Common Pests and Diseases
Some of the pests that threaten asters include the usual suspects of aphids, leaf hoppers, leaf miners, thrips, and caterpillars. Some of the diseases asters are prone to contract include powdery mildew, rust, leaf spots, and aster yellows (virus).
Aster Symbols and Meanings
Aster flowers are symbols of innocence and love. Other meanings associated with this star-like flower are faith and wisdom. Aster is often given to a friend or loved one with a September birthday as a way to celebrate their birth flower.

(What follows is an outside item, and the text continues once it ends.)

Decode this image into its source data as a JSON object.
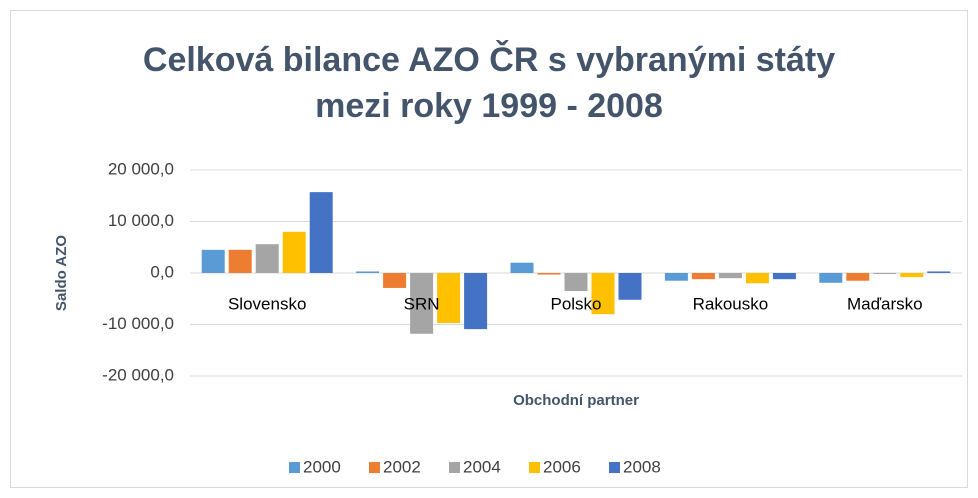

The different aster colors available give you a few choices for your garden color palette. Knowing the meaning of each color may help you decide which ones to plant or more importantly, which ones to use in a birthday bouquet.
- Blue - loyal, dedicated
- Pink - new, young love
- Purple - wisdom, often spiritual
- Red - deep devotion
- White - renewal
The magical appeal of asters is reflected in Ancient Greek mythology. The Greek goddess Astraea grew distressed that the night sky had so few stars. She began to weep, and her tears fell to the ground. Suddenly, star-shaped flowers began to sprout every place her tears touched the ground.

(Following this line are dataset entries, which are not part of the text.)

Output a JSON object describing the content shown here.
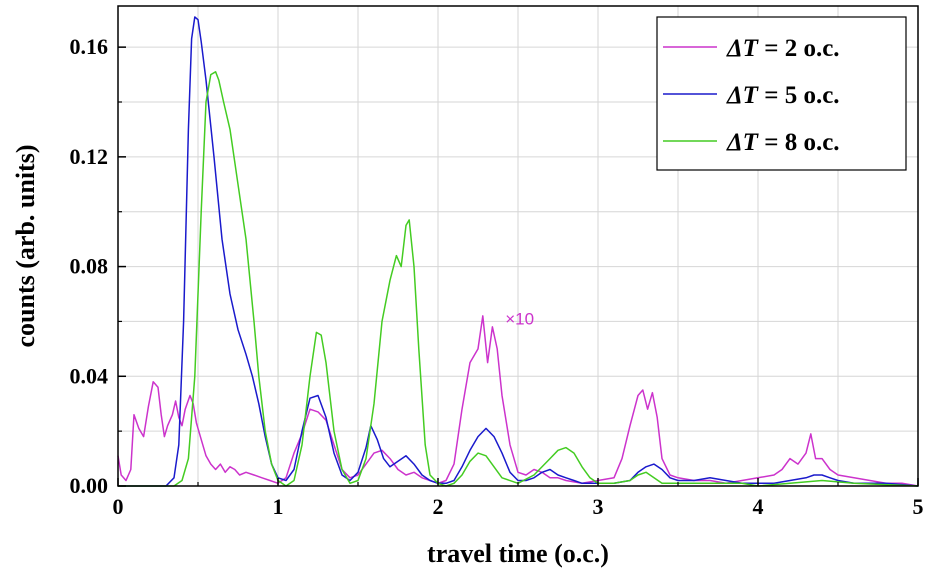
{
  "chart_data": {
    "type": "line",
    "xlabel": "travel time (o.c.)",
    "ylabel": "counts (arb. units)",
    "xlim": [
      0,
      5
    ],
    "ylim": [
      0,
      0.175
    ],
    "xticks": [
      0,
      1,
      2,
      3,
      4,
      5
    ],
    "xtick_labels": [
      "0",
      "1",
      "2",
      "3",
      "4",
      "5"
    ],
    "yticks": [
      0,
      0.04,
      0.08,
      0.12,
      0.16
    ],
    "ytick_labels": [
      "0.00",
      "0.04",
      "0.08",
      "0.12",
      "0.16"
    ],
    "grid": true,
    "legend_position": "top-right",
    "annotation": {
      "text": "×10",
      "x": 2.42,
      "y": 0.061,
      "color": "#cc33cc"
    },
    "series": [
      {
        "name": "ΔT = 2 o.c.",
        "legend_prefix": "ΔT",
        "legend_suffix": " = 2 o.c.",
        "color": "#cc33cc",
        "points": [
          [
            0,
            0.011
          ],
          [
            0.02,
            0.004
          ],
          [
            0.05,
            0.002
          ],
          [
            0.08,
            0.006
          ],
          [
            0.1,
            0.026
          ],
          [
            0.13,
            0.021
          ],
          [
            0.16,
            0.018
          ],
          [
            0.19,
            0.029
          ],
          [
            0.22,
            0.038
          ],
          [
            0.25,
            0.036
          ],
          [
            0.27,
            0.026
          ],
          [
            0.29,
            0.018
          ],
          [
            0.31,
            0.022
          ],
          [
            0.34,
            0.026
          ],
          [
            0.36,
            0.031
          ],
          [
            0.38,
            0.025
          ],
          [
            0.4,
            0.022
          ],
          [
            0.42,
            0.028
          ],
          [
            0.45,
            0.033
          ],
          [
            0.47,
            0.03
          ],
          [
            0.49,
            0.023
          ],
          [
            0.52,
            0.017
          ],
          [
            0.55,
            0.011
          ],
          [
            0.58,
            0.008
          ],
          [
            0.61,
            0.006
          ],
          [
            0.64,
            0.008
          ],
          [
            0.67,
            0.005
          ],
          [
            0.7,
            0.007
          ],
          [
            0.73,
            0.006
          ],
          [
            0.76,
            0.004
          ],
          [
            0.8,
            0.005
          ],
          [
            0.85,
            0.004
          ],
          [
            0.9,
            0.003
          ],
          [
            0.95,
            0.002
          ],
          [
            1.0,
            0.001
          ],
          [
            1.05,
            0.003
          ],
          [
            1.1,
            0.012
          ],
          [
            1.15,
            0.019
          ],
          [
            1.2,
            0.028
          ],
          [
            1.25,
            0.027
          ],
          [
            1.3,
            0.024
          ],
          [
            1.35,
            0.015
          ],
          [
            1.4,
            0.006
          ],
          [
            1.45,
            0.003
          ],
          [
            1.5,
            0.004
          ],
          [
            1.55,
            0.008
          ],
          [
            1.6,
            0.012
          ],
          [
            1.65,
            0.013
          ],
          [
            1.7,
            0.01
          ],
          [
            1.75,
            0.006
          ],
          [
            1.8,
            0.004
          ],
          [
            1.85,
            0.005
          ],
          [
            1.9,
            0.003
          ],
          [
            1.95,
            0.002
          ],
          [
            2.0,
            0.001
          ],
          [
            2.05,
            0.002
          ],
          [
            2.1,
            0.008
          ],
          [
            2.15,
            0.028
          ],
          [
            2.2,
            0.045
          ],
          [
            2.25,
            0.05
          ],
          [
            2.28,
            0.062
          ],
          [
            2.31,
            0.045
          ],
          [
            2.34,
            0.058
          ],
          [
            2.37,
            0.05
          ],
          [
            2.4,
            0.033
          ],
          [
            2.45,
            0.015
          ],
          [
            2.5,
            0.005
          ],
          [
            2.55,
            0.004
          ],
          [
            2.6,
            0.006
          ],
          [
            2.65,
            0.005
          ],
          [
            2.7,
            0.003
          ],
          [
            2.75,
            0.003
          ],
          [
            2.8,
            0.002
          ],
          [
            2.9,
            0.001
          ],
          [
            3.0,
            0.002
          ],
          [
            3.1,
            0.003
          ],
          [
            3.15,
            0.01
          ],
          [
            3.2,
            0.022
          ],
          [
            3.25,
            0.033
          ],
          [
            3.28,
            0.035
          ],
          [
            3.31,
            0.028
          ],
          [
            3.34,
            0.034
          ],
          [
            3.37,
            0.025
          ],
          [
            3.4,
            0.01
          ],
          [
            3.45,
            0.004
          ],
          [
            3.5,
            0.003
          ],
          [
            3.6,
            0.002
          ],
          [
            3.7,
            0.002
          ],
          [
            3.8,
            0.001
          ],
          [
            3.9,
            0.002
          ],
          [
            4.0,
            0.003
          ],
          [
            4.1,
            0.004
          ],
          [
            4.15,
            0.006
          ],
          [
            4.2,
            0.01
          ],
          [
            4.25,
            0.008
          ],
          [
            4.3,
            0.012
          ],
          [
            4.33,
            0.019
          ],
          [
            4.36,
            0.01
          ],
          [
            4.4,
            0.01
          ],
          [
            4.45,
            0.006
          ],
          [
            4.5,
            0.004
          ],
          [
            4.6,
            0.003
          ],
          [
            4.7,
            0.002
          ],
          [
            4.8,
            0.001
          ],
          [
            4.9,
            0.001
          ],
          [
            5.0,
            0.0
          ]
        ]
      },
      {
        "name": "ΔT = 5 o.c.",
        "legend_prefix": "ΔT",
        "legend_suffix": " = 5 o.c.",
        "color": "#1a1acc",
        "points": [
          [
            0,
            0.0
          ],
          [
            0.3,
            0.0
          ],
          [
            0.35,
            0.003
          ],
          [
            0.38,
            0.015
          ],
          [
            0.41,
            0.06
          ],
          [
            0.44,
            0.13
          ],
          [
            0.46,
            0.163
          ],
          [
            0.48,
            0.171
          ],
          [
            0.5,
            0.17
          ],
          [
            0.52,
            0.162
          ],
          [
            0.55,
            0.148
          ],
          [
            0.6,
            0.12
          ],
          [
            0.65,
            0.09
          ],
          [
            0.7,
            0.07
          ],
          [
            0.75,
            0.057
          ],
          [
            0.8,
            0.048
          ],
          [
            0.84,
            0.04
          ],
          [
            0.88,
            0.03
          ],
          [
            0.92,
            0.018
          ],
          [
            0.96,
            0.008
          ],
          [
            1.0,
            0.003
          ],
          [
            1.05,
            0.002
          ],
          [
            1.1,
            0.006
          ],
          [
            1.15,
            0.02
          ],
          [
            1.2,
            0.032
          ],
          [
            1.25,
            0.033
          ],
          [
            1.3,
            0.025
          ],
          [
            1.35,
            0.012
          ],
          [
            1.4,
            0.004
          ],
          [
            1.45,
            0.002
          ],
          [
            1.5,
            0.005
          ],
          [
            1.55,
            0.014
          ],
          [
            1.58,
            0.022
          ],
          [
            1.62,
            0.017
          ],
          [
            1.66,
            0.01
          ],
          [
            1.7,
            0.007
          ],
          [
            1.75,
            0.009
          ],
          [
            1.8,
            0.011
          ],
          [
            1.85,
            0.008
          ],
          [
            1.9,
            0.004
          ],
          [
            1.95,
            0.002
          ],
          [
            2.0,
            0.001
          ],
          [
            2.05,
            0.001
          ],
          [
            2.1,
            0.002
          ],
          [
            2.15,
            0.007
          ],
          [
            2.2,
            0.013
          ],
          [
            2.25,
            0.018
          ],
          [
            2.3,
            0.021
          ],
          [
            2.35,
            0.018
          ],
          [
            2.4,
            0.012
          ],
          [
            2.45,
            0.005
          ],
          [
            2.5,
            0.002
          ],
          [
            2.55,
            0.002
          ],
          [
            2.6,
            0.003
          ],
          [
            2.65,
            0.005
          ],
          [
            2.7,
            0.006
          ],
          [
            2.75,
            0.004
          ],
          [
            2.8,
            0.003
          ],
          [
            2.85,
            0.002
          ],
          [
            2.9,
            0.001
          ],
          [
            3.0,
            0.001
          ],
          [
            3.1,
            0.001
          ],
          [
            3.2,
            0.002
          ],
          [
            3.25,
            0.005
          ],
          [
            3.3,
            0.007
          ],
          [
            3.35,
            0.008
          ],
          [
            3.4,
            0.006
          ],
          [
            3.45,
            0.003
          ],
          [
            3.5,
            0.002
          ],
          [
            3.6,
            0.002
          ],
          [
            3.7,
            0.003
          ],
          [
            3.8,
            0.002
          ],
          [
            3.9,
            0.001
          ],
          [
            4.0,
            0.001
          ],
          [
            4.1,
            0.001
          ],
          [
            4.2,
            0.002
          ],
          [
            4.3,
            0.003
          ],
          [
            4.35,
            0.004
          ],
          [
            4.4,
            0.004
          ],
          [
            4.45,
            0.003
          ],
          [
            4.5,
            0.002
          ],
          [
            4.6,
            0.001
          ],
          [
            4.8,
            0.001
          ],
          [
            5.0,
            0.0
          ]
        ]
      },
      {
        "name": "ΔT = 8 o.c.",
        "legend_prefix": "ΔT",
        "legend_suffix": " = 8 o.c.",
        "color": "#44cc22",
        "points": [
          [
            0,
            0.0
          ],
          [
            0.35,
            0.0
          ],
          [
            0.4,
            0.002
          ],
          [
            0.44,
            0.01
          ],
          [
            0.48,
            0.04
          ],
          [
            0.52,
            0.1
          ],
          [
            0.55,
            0.14
          ],
          [
            0.58,
            0.15
          ],
          [
            0.61,
            0.151
          ],
          [
            0.63,
            0.148
          ],
          [
            0.66,
            0.14
          ],
          [
            0.7,
            0.13
          ],
          [
            0.75,
            0.11
          ],
          [
            0.8,
            0.09
          ],
          [
            0.85,
            0.06
          ],
          [
            0.88,
            0.04
          ],
          [
            0.92,
            0.02
          ],
          [
            0.96,
            0.008
          ],
          [
            1.0,
            0.002
          ],
          [
            1.05,
            0.0
          ],
          [
            1.1,
            0.002
          ],
          [
            1.15,
            0.015
          ],
          [
            1.2,
            0.04
          ],
          [
            1.24,
            0.056
          ],
          [
            1.27,
            0.055
          ],
          [
            1.3,
            0.045
          ],
          [
            1.35,
            0.02
          ],
          [
            1.4,
            0.006
          ],
          [
            1.45,
            0.001
          ],
          [
            1.5,
            0.002
          ],
          [
            1.55,
            0.01
          ],
          [
            1.6,
            0.03
          ],
          [
            1.65,
            0.06
          ],
          [
            1.7,
            0.075
          ],
          [
            1.74,
            0.084
          ],
          [
            1.77,
            0.08
          ],
          [
            1.8,
            0.095
          ],
          [
            1.82,
            0.097
          ],
          [
            1.85,
            0.08
          ],
          [
            1.88,
            0.05
          ],
          [
            1.92,
            0.015
          ],
          [
            1.95,
            0.004
          ],
          [
            2.0,
            0.001
          ],
          [
            2.05,
            0.0
          ],
          [
            2.1,
            0.001
          ],
          [
            2.15,
            0.004
          ],
          [
            2.2,
            0.009
          ],
          [
            2.25,
            0.012
          ],
          [
            2.3,
            0.011
          ],
          [
            2.35,
            0.007
          ],
          [
            2.4,
            0.003
          ],
          [
            2.5,
            0.001
          ],
          [
            2.6,
            0.004
          ],
          [
            2.7,
            0.01
          ],
          [
            2.75,
            0.013
          ],
          [
            2.8,
            0.014
          ],
          [
            2.85,
            0.012
          ],
          [
            2.9,
            0.007
          ],
          [
            2.95,
            0.003
          ],
          [
            3.0,
            0.001
          ],
          [
            3.1,
            0.001
          ],
          [
            3.2,
            0.002
          ],
          [
            3.25,
            0.004
          ],
          [
            3.3,
            0.005
          ],
          [
            3.35,
            0.003
          ],
          [
            3.4,
            0.001
          ],
          [
            3.5,
            0.001
          ],
          [
            3.7,
            0.001
          ],
          [
            3.9,
            0.001
          ],
          [
            4.0,
            0.0
          ],
          [
            4.2,
            0.001
          ],
          [
            4.4,
            0.002
          ],
          [
            4.6,
            0.001
          ],
          [
            5.0,
            0.0
          ]
        ]
      }
    ]
  }
}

Morning Glory as the September Flower
The September birth flower, morning glory, has a wide range of colors that include purple, pink, white, blue, and magenta. The delicate, shallow trumpet-shaped flower has a romantic mystique as a climber. The flowers unfurl and open wide in the morning sun, only to close and die at sunset. Morning glories first bloom in early spring and will continue until the first frost in the fall.
How to Grow Morning Glories
Morning glories are extremely low-maintenance. In fact, they will reseed themselves each year. These climbers have curly tendrils that add to their unique, graceful beauty. A favorite Victorian garden flower, these nostalgic beauties wrap themselves around poles, trellises, pergolas, and arbors. If you want to attract hummingbirds and butterflies into your garden, plant morning glories.
Sun and Soil Requirements
Morning glory flowers require full sun in order to open and trumpet their beauty all day. Soil that is well-drained and nutrient rich is the ideal for this flower. However, morning glory is a resilient flower that can survive in less fertile soil. The better the soil, the more flowers the vines will produce. The vines can grow 6-10 feet long in a single season, so you are assured of vibrant flowers to cover your trellis or pergola. Morning glory makes a vibrant, colorful groundcover.

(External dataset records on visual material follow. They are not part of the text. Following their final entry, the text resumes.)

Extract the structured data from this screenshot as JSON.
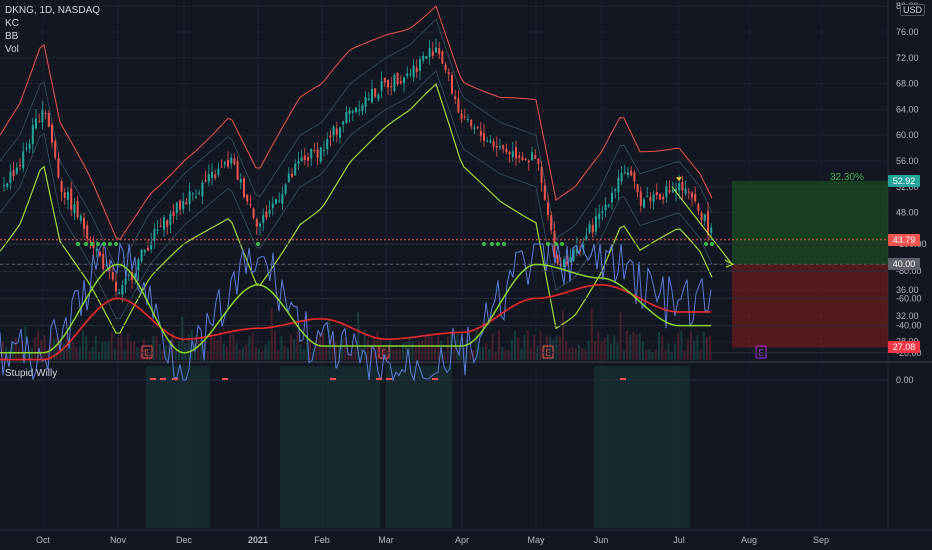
{
  "header": {
    "symbol_line": "DKNG, 1D, NASDAQ",
    "indicators": [
      "KC",
      "BB",
      "Vol"
    ],
    "currency": "USD"
  },
  "sub_pane": {
    "title": "Stupid Willy",
    "y_ticks": [
      "0.00",
      "-20.00",
      "-40.00",
      "-60.00",
      "-80.00",
      "-100.00"
    ]
  },
  "price_axis": {
    "ticks": [
      "80.00",
      "76.00",
      "72.00",
      "68.00",
      "64.00",
      "60.00",
      "56.00",
      "52.00",
      "48.00",
      "44.00",
      "40.00",
      "36.00",
      "32.00",
      "28.00"
    ]
  },
  "price_labels": {
    "target": "52.92",
    "last": "43.79",
    "entry": "40.00",
    "stop": "27.08",
    "target_pct": "32.30%"
  },
  "time_axis": {
    "labels": [
      "Oct",
      "Nov",
      "Dec",
      "2021",
      "Feb",
      "Mar",
      "Apr",
      "May",
      "Jun",
      "Jul",
      "Aug",
      "Sep"
    ]
  },
  "earnings_marker": "E",
  "colors": {
    "background": "#131722",
    "up": "#26a69a",
    "down": "#ef5350",
    "kc_upper": "#ef5350",
    "bb_lower": "#a5d63f",
    "willy_fast": "#5b7bd5",
    "willy_slow": "#ff2a2a",
    "willy_signal": "#8bd42e",
    "target_zone": "#1b5e20",
    "stop_zone": "#7f1d1d"
  },
  "chart_data": {
    "type": "candlestick",
    "title": "DKNG, 1D, NASDAQ",
    "xlabel": "",
    "ylabel": "",
    "ylim": [
      27,
      80
    ],
    "x": [
      "Oct",
      "Nov",
      "Dec",
      "2021",
      "Feb",
      "Mar",
      "Apr",
      "May",
      "Jun",
      "Jul",
      "Aug",
      "Sep"
    ],
    "series": [
      {
        "name": "Close (approx., per month tick)",
        "values": [
          62.0,
          36.0,
          48.0,
          52.0,
          56.0,
          66.0,
          60.0,
          40.0,
          52.0,
          50.0,
          null,
          null
        ]
      }
    ],
    "annotations": [
      {
        "label": "52.92",
        "value": 52.92
      },
      {
        "label": "43.79",
        "value": 43.79
      },
      {
        "label": "40.00",
        "value": 40.0
      },
      {
        "label": "27.08",
        "value": 27.08
      },
      {
        "label": "32.30%",
        "value": 32.3
      }
    ],
    "sub_chart": {
      "name": "Stupid Willy",
      "ylim": [
        -100,
        0
      ],
      "fast_line_x": [
        "Oct",
        "Nov",
        "Dec",
        "2021",
        "Feb",
        "Mar",
        "Apr",
        "May",
        "Jun",
        "Jul"
      ],
      "fast_line_values": [
        -20,
        -95,
        -15,
        -85,
        -25,
        -5,
        -20,
        -90,
        -90,
        -55
      ],
      "slow_line_values": [
        -15,
        -60,
        -30,
        -38,
        -45,
        -30,
        -35,
        -60,
        -70,
        -50
      ],
      "signal_line_values": [
        -20,
        -85,
        -20,
        -70,
        -25,
        -25,
        -25,
        -85,
        -75,
        -40
      ]
    }
  }
}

Keep the soil moist, but never over-water. Morning glory plants can tolerate drought conditions.
Pests and Diseases
Some of the pests that attack morning glory flowers include cotton aphids, leaf-cutter, spider mites, and leaf miner. Some of the common morning glory diseases include leaf spot and damping off (fungus).
Morning Glory Seeds Are Poisonous
Keep children and pets away from morning glory seeds. The seeds are poisonous.
Symbolism of Morning Glory
A morning glory is a symbol of mortality. The short lifespan of the flower also symbolizes unrequited love or a short-lived love. One myth found in Chinese folklore tells of two lovers represented by the morning glory. The couple were doomed, since they were only able to meet once a year for a special day together from sunrise to sunset.
You may enjoy learning the meanings of the morning glory colors. You can use these brief explanations to select the morning glory color you wish to send to someone celebrating a September birthday.
- Blue - trustworthy, loyal
- Magenta - passionate love
- Pink - gentle romantic love
- Purple - noble love, beauty
- White - innocence, pure love
September Flowers for Gardens and Celebrations
You can choose either aster or morning glory flowers for your September birth flower. Both flowers make a wonderful choice for growing or gifting.